I made attempts at re-connection. She did eventually respond years ago, but her response felt defensive, like an excuse and not a true reaching out. It was, again, another explanation of why so much time had passed between us. “Doc, it hurts when I bang my head against the wall.” I think I get it now. It may be me and it may not but it’s time to back away from the wall. I have set her free. I am going to remember with fondness and love the years of friendship we shared, and let go of the disappointment I felt because of what is not now.

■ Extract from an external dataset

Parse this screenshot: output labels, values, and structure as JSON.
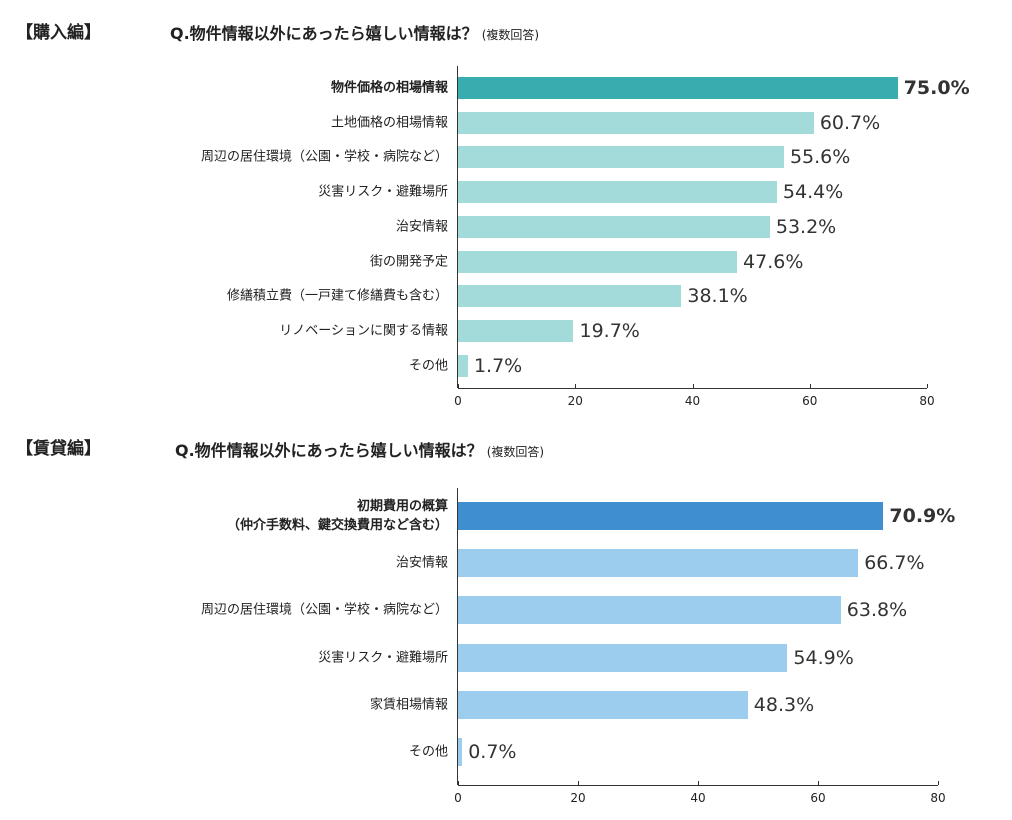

Remember Helen Seinfeld’s refrain on “Seinfeld?” Jerry tells his mother, “Not everyone likes me.” “Oh, that’s ridiculous,” she says “how could anyone not like you?” It is possible for someone to not like me, or to have liked or loved me once but to have moved on. And for it to not be about me. There’s no bad blood, no need for closure or emotional rehashing. It just is. Things change, people change. And I will always have the memory of early morning runs, ours a beautiful wooded path that wove past a creek, horses, a serene duck pond, light on our feet and in our hearts, talking and laughing with my dear and special friend.
Mary McLaurine
Friday 13th of March 2015
Wow, I so relate to this. I have been writing a post in my head about a similar situation. I don't remember a day in my childhood without her, she lived across the street from me. We were more than sisters for 24 years and she just gradually weened me out of her life. Work, home, this, that...never even time for a glass of wine. It still bothers me to this day. We both had a very abusive childhood and I can only guess that I am that one true reminder of where she came from and she wants to leave that all behind her and me with it.
Just because they decide to let us go doesn't mean we feel/felt the same way so we are left with the memory of what was and the loss of what will never be again.